Why Is Peer Review Done?
What is Peer Review?: The process of subjecting a piece of research to independent scrutiny by other psychologists working in similar field who consider the research in terms of its validity, significance and originality.
1) It's difficult for reasecher to spot mistakes in their own piece of work. Therefore, by showing the work to others increases the possibablity that weakness will be identified and addressed.
2) It help to pervent plagiarism.
3) It ensures that published research can be taken seriously because it’s been independently scrutinised by fellow researchers.
4) It helps prevent research finding that are not valid being put into the public domain. It helps avoids deliberate fraud or personal views being published. Therefore, it is an important part of the scientific process.

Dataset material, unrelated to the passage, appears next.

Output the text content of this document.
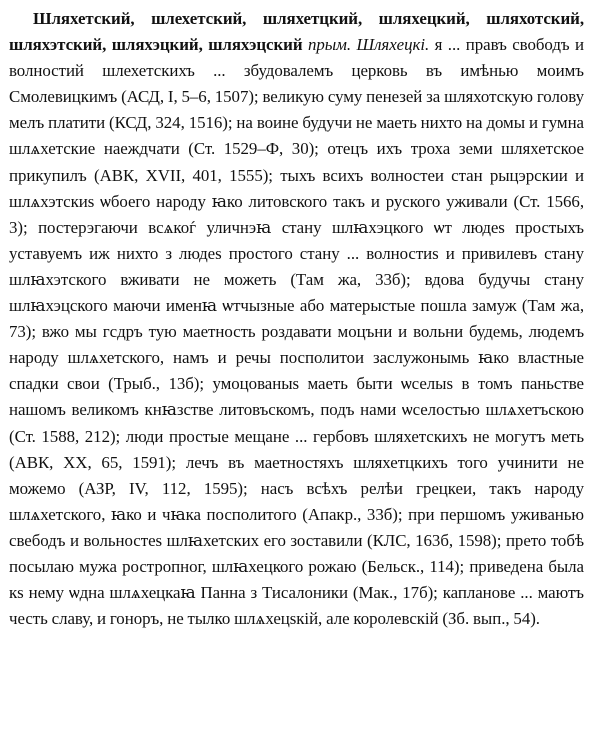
Шляхетский, шлехетский, шляхетцкий, шляхецкий, шляхотский, шляхэтский, шляхэцкий, шляхэцский прым. Шляхецкі. я ... правъ свободъ и волностий шлехетскихъ ... збудовалемъ церковь въ имѣнью моимъ Смолевицкимъ (АСД, I, 5–6, 1507); великую суму пенезей за шляхотскую голову мелъ платити (КСД, 324, 1516); на воине будучи не маеть нихто на домы и гумна шлѧхетские наеждчати (Ст. 1529–Ф, 30); отецъ ихъ троха земи шляхетское прикупилъ (АВК, XVII, 401, 1555); тыхъ всихъ волностеи стан рыцэрскии и шлѧхэтскиѕ ѡбоего народу ꙗко литовского такъ и руского уживали (Ст. 1566, 3); постерэгаючи всѧкоѓ уличнэꙗ стану шлꙗхэцкого ѡт людеѕ простыхъ уставуемъ иж нихто з людеѕ простого стану ... волностиѕ и привилевъ стану шлꙗхэтского вживати не можеть (Там жа, 33б); вдова будучы стану шлꙗхэцского маючи именꙗ ѡтчызные або матерыстые пошла замуж (Там жа, 73); вжо мы гсдръ тую маетность роздавати моцъни и вольни будемь, людемъ народу шлѧхетского, намъ и речы посполитои заслужонымь ꙗко властные спадки свои (Трыб., 13б); умоцованыѕ маеть быти ѡселыѕ в томъ паньстве нашомъ великомъ кнꙗзстве литовъскомъ, подъ нами ѡселостью шлѧхетъскою (Ст. 1588, 212); люди простые мещане ... гербовъ шляхетскихъ не могутъ меть (АВК, XX, 65, 1591); лечъ въ маетностяхъ шляхетцкихъ того учинити не можемо (АЗР, IV, 112, 1595); насъ всѣхъ релѣи грецкеи, такъ народу шлѧхетского, ꙗко и чꙗка посполитого (Апакр., 33б); при першомъ уживанью свебодъ и вольностеѕ шлꙗхетских его зоставили (КЛС, 163б, 1598); прето тобѣ посылаю мужа ростропног, шлꙗхецкого рожаю (Бельск., 114); приведена была кѕ нему ѡдна шлѧхецкаꙗ Панна з Тисалоники (Мак., 17б); капланове ... маютъ честь славу, и гоноръ, не тылко шлѧхецѕкій, але королевскій (Зб. вып., 54).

Promblems With Peer Review
1) Values in science: work or research that agrees with cultural, political or peer values, are more likley to be favoured.
2) Anonymity: is usually practised so reviewers can be honest & objective, but sometimes they hide behind the veil of anonymity to settle old scores against rivals.
3) Preserving the status quo: work that does not ‘fit in’ can be rejected.
4) File drawer phenomena:research accepting the null hypothesis does not get published or gets left in researcher’s file drawer. Can distort our understanding of a phenomenon.
5) Bias in peer review: individual ,institutional or gender bias can lead to acceptance or rejection.
6) Unachievable ideal: Cannot always find an expert to review the research – so it may be passed because the reviewer didn’t understand it.